Saturday, March 16, 2013

The need for more time and a feasibility study....

A group of supporters of the Forest Education Centre met yesterday to discuss timelines and visions. For all of us who want to save and repurpose the building, we recognize the need to widen our audience and explore all the possibilities to find its best new use. This is going to take some time, and thus our advocacy is focusing on engaging the Park Board by outlining to them the immense value of maintaining this building as well as halting the decision for now so that they can explore other options. 

Any new use will increase the Forest Centre's value as a heritage building. Logically the building will become, once again, a "learning centre," the use for which it was designed 40 years ago. First choice for tenants of the major part of the building could be groups involved with environmental sustainability; a second tier could be arts or cultural uses that would complement VanDusen Gardens' primary role.

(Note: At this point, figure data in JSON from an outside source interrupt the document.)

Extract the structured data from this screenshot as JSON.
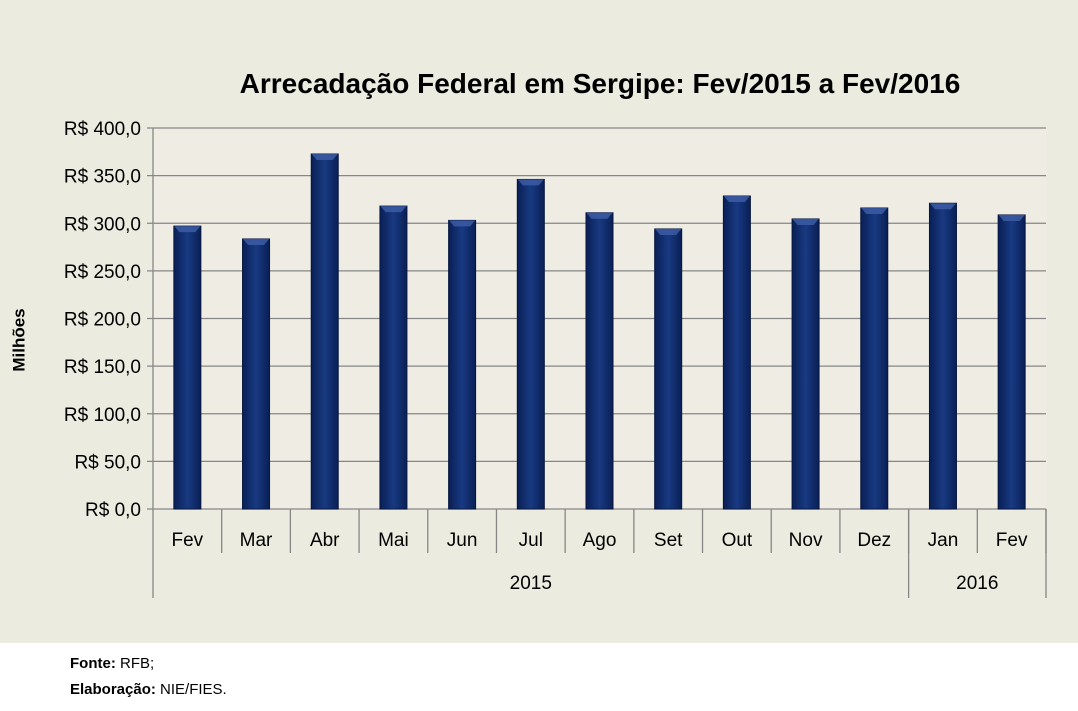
{
  "chart_data": {
    "type": "bar",
    "title": "Arrecadação Federal em Sergipe: Fev/2015 a Fev/2016",
    "ylabel": "Milhões",
    "xlabel": "",
    "ylim": [
      0,
      400
    ],
    "yticks": [
      "R$ 0,0",
      "R$ 50,0",
      "R$ 100,0",
      "R$ 150,0",
      "R$ 200,0",
      "R$ 250,0",
      "R$ 300,0",
      "R$ 350,0",
      "R$ 400,0"
    ],
    "categories": [
      "Fev",
      "Mar",
      "Abr",
      "Mai",
      "Jun",
      "Jul",
      "Ago",
      "Set",
      "Out",
      "Nov",
      "Dez",
      "Jan",
      "Fev"
    ],
    "groups": [
      {
        "label": "2015",
        "count": 11
      },
      {
        "label": "2016",
        "count": 2
      }
    ],
    "values": [
      297,
      283.5,
      372.7,
      318,
      303,
      346,
      311,
      294,
      328.6,
      304.5,
      316,
      321,
      308.7
    ],
    "grid": true,
    "bar_color": "#0f2a6b"
  },
  "footer": {
    "fonte_label": "Fonte:",
    "fonte": "RFB;",
    "elab_label": "Elaboração:",
    "elab": "NIE/FIES."
  }
}
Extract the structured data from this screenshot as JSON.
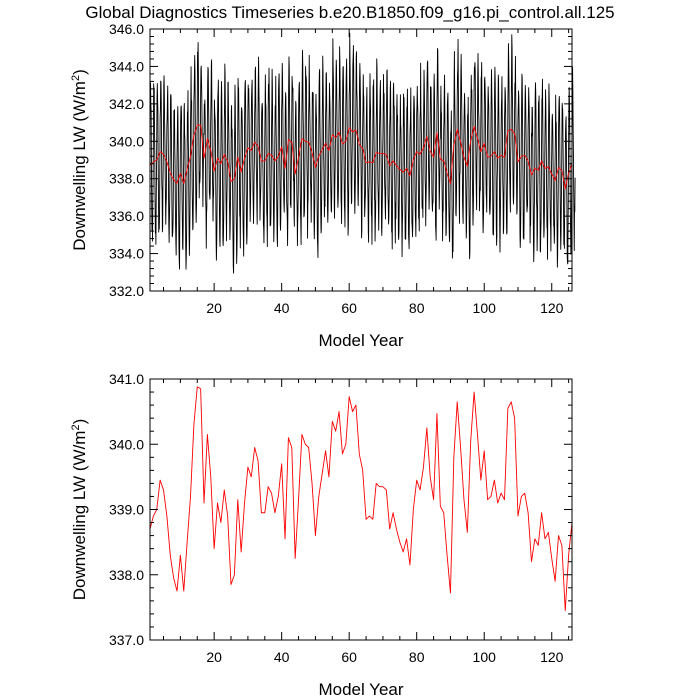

A feasibility study would give potential partners an idea of how much money it would take to reverse its current state of long-deferred maintenance. That would set the stage for a Request for Proposals, seeking new occupants.

Stay tuned ... (don't touch that dial!)

The next public event that will include references to the Forest Centre is the tweetup at EastVanLove Volume 8: Journey to Now, at SFU Woodwards on April 11. Michael Kluckner, who has been involved with the awareness campaign about the Forest Centre, is the co-host.

A terrific set of pictures of the interior of the Forest Centre can be viewed on Jason Vanderhill's photoset.

Friday, March 1, 2013

Park Board staff's position



(Some notes from a meeting held on Tuesday, during which we put our position to them on the value of the Forest Education Centre)

In deciding to move ahead with the new Visitors Centre, they undertook to make it a "living building," which resulted in extra costs. Shortfalls in fundraising and cost overruns resulted in a smaller building than was originally planned. Thus, they needed to keep the Floral Hall to provide the space not built in the new centre, forcing extra expenses including a new roof – maintenance which had been deferred because the plan had been to demolish it.

Park Board has developed 3 options for the Forest Centre:
1) abandon/demolish
2) keep the washrooms only
3) keep about 1/4 of the building functioning: washrooms, mechanical and some storage (probably the theatre space), strip out the windows but maintain the roof and (probably) add a railing along the pond edge so that it becomes a kind of viewing platform.

The third option is the one they're leaning to.

They estimate it would take about $800,000 to return the entire building to a functioning state, and about $30,000 per year in operating costs.

Park Board staff can't think of any programmatic reason to keep the Forest Centre, because it doesn't work well for any of the mandated VanDusen functions, and staff do not believe that the training/education/administration functions currently using the Forest Centre can't be accommodated in the other buildings.

The Park Board has no established policy about removing a square foot of building for every one built; however, they believe that every PB building is an "accessory to green space." So, buildings have to justify themselves programmatically or else be removed.

In the next couple of weeks staff and volunteer activities will move from the Forest Centre to the Floral Hall; within "a couple of months" they want to move forward on a resolution to the Forest Centre.

Park Board staff are open to the idea of partners, whether city (bringing with them other money from within the civic system) or private, subject to the use of the building being complementary to the PB mandate. An arts/culture use would be a possibility, but they 
would prefer environmental groups/programs as fitting more closely to the mandate.